Bitcoin v Ethereum, a Comparison on Decentralization
The difference in how bitcoin and ethereum will secure their network has significant implications for the level of decentralizations each may hope to maintain in the long term.
All these transactions and programs require storage, bandwidth and processing power. Since a chain of transactions is used to verify ownership, eventually the required resources may stop being negligible and may require investment of perhaps $100 or maybe $1,000 a year to run a node.
That might affect the amount of people who would run a node, and thus decentralization, as in bitcoin and in ethereum for now they do it for free. So bitcoin’s way of keeping some decentralization is by ensuring the required capacity of the network is very limited.
It can currently process only around 3 transactions per second, which translates to 1MB of data for every 10 minutes. That means if demand increases fees will go even higher while transactions may be delayed for hours, days, or even weeks.
Ethereum’s solution is to simply pay the nodes, thus incentivizing people to run one because they’re being paid for it, so keeping or perhaps even increasing decentralization levels.
It will do so once it moves to Proof of Stake. Then, if you have some eth, you can lock it in a similar way to a savings bank account and get interest on that amount.
This way, even ordinary users might want to run a node, ensuring its decentralization and security while allowing it to scale a lot more with plans for ethereum to handle more than 100,000 transactions a second in the near future.
Bitcoin v Ethereum Compared on a Cultural Level
Bitcoin and ethereum are both just code and that code doesn’t really have any inherent political attitude or culture, but on a community level the two are somewhat different in their general approach.
A nice comparison here would be Tor and Firefox. The general attitudes of the bitcoin community are a bit like Tor with a strong focus on privacy to an anonymity level, more concerned with serving controversial businesses which are not served by banks rather than with serving ordinary users.
They do, of course, serve ordinary users too, but if there is a tradeoff between the two the former would probably be given priority at the expense of the latter.
Ethereum is different in two primary ways on a cultural level. It maintains a philosophy of “political neutrality” and it tends to focus on the technological aspects of the invention a lot more than other aspects.
It’s a bit like Firefox, focused on privacy and other nice things, but also on speed, on convenience, on being a tech that everyone wants to use and if there is a tradeoff between ideology and pragmatism or fringe uses vs mainstream uses, the latter would most probably be given priority.
The above can be shown by the fact that ethereum has gone mainstream as far as businesses are concerned with giant global household brands endorsing it through the Ethereum Enterprise Alliance.
None of them uses the bitcoin blockchain.
Ethereum v Bitcoin, Competitors or Complementary?

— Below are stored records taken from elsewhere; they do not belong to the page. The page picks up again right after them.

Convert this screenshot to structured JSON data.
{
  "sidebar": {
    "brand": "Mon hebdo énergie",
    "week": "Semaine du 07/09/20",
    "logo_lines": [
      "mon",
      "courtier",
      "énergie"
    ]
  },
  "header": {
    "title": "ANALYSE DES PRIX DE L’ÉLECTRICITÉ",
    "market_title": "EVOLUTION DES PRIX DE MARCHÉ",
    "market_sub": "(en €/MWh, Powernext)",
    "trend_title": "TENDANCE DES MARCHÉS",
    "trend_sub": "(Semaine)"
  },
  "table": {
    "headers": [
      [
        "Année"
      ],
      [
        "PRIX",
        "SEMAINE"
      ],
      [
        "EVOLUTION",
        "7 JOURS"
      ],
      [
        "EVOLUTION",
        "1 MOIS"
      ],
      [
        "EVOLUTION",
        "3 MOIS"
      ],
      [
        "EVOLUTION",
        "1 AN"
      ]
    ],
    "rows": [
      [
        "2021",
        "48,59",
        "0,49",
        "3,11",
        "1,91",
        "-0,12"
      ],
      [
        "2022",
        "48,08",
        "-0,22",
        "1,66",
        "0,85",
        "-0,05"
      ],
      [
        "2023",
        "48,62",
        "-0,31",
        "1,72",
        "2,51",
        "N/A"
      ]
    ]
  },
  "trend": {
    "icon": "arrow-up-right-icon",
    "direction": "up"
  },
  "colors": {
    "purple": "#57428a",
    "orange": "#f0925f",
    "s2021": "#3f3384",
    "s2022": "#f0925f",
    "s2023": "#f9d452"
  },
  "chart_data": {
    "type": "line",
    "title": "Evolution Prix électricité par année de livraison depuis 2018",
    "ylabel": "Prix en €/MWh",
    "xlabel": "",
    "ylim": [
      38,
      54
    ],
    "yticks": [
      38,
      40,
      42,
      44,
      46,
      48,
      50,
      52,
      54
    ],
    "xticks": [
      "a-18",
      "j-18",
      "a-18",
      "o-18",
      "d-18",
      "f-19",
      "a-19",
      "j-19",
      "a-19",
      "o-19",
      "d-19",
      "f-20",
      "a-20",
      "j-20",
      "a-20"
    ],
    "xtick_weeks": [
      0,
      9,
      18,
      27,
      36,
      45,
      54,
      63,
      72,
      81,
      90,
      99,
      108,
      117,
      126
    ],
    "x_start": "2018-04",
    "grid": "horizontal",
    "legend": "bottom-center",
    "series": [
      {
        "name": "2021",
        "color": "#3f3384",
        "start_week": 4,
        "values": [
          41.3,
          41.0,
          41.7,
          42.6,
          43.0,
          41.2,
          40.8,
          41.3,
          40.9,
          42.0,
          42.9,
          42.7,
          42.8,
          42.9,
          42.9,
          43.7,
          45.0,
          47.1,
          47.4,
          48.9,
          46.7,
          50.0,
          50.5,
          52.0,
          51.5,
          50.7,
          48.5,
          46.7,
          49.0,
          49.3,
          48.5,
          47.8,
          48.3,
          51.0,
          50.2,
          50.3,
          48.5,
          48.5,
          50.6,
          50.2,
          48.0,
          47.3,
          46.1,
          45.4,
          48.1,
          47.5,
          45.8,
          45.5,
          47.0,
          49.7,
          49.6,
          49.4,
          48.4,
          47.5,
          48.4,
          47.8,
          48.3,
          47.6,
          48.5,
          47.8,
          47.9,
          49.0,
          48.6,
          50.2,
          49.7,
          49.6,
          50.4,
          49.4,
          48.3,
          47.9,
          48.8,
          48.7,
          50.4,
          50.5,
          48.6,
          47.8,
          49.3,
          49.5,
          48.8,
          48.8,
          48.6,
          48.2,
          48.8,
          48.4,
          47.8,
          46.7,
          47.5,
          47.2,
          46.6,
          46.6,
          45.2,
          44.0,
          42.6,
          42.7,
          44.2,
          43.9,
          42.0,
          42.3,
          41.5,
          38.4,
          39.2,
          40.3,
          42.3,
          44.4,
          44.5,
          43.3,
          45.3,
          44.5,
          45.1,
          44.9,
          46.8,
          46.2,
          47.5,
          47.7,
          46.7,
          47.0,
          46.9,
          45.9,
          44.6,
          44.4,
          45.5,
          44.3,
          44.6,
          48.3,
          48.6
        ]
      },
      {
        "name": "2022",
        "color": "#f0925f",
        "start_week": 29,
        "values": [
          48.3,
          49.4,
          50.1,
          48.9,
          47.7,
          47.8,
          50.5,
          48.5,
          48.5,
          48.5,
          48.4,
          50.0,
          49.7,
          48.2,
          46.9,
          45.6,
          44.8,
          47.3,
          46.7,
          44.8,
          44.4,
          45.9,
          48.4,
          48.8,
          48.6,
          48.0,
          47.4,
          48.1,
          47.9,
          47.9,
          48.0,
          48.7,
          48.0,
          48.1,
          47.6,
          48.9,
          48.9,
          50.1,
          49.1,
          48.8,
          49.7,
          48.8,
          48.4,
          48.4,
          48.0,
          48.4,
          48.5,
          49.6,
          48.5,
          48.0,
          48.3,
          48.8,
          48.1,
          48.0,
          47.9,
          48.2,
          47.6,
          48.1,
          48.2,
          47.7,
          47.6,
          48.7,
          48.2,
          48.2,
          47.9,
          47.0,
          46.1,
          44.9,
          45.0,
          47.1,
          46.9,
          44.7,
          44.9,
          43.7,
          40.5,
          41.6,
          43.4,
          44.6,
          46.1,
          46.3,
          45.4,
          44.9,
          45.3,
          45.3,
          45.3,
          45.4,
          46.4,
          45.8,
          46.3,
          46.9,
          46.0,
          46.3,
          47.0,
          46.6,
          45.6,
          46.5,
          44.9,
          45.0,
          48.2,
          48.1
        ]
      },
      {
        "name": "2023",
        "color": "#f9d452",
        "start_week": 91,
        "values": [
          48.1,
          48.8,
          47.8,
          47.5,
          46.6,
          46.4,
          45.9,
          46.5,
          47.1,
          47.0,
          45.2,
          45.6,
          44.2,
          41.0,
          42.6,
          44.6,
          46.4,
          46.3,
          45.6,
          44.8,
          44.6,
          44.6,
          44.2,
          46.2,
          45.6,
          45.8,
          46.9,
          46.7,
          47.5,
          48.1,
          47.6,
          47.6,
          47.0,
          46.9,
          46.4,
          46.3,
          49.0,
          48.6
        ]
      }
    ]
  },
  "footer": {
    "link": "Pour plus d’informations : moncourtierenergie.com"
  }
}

The two currencies do in some way serve different markets, but ethereum serves a lot more markets than bitcoin ever can because its blockchain has found wide uses in many industries, ranging from music and gaming, to supply chains and banking, oil and energy, social networks and cars, with most industries finding a use for ethereum.
Whether it likes it or not, just like other technologies like cars or the internet, ethereum too can also serve niche markets that have so far used bitcoin because on a currency level they are hardly any different.
Bitcoin might, however, find a niche in storing value due to its limited number, but which one can really perform that function better may be a matter of network effects.
Eventually, the two might settle on an 80%-20% market share, and if they do, it would be a matter of view on whether that makes them competitors or complementary.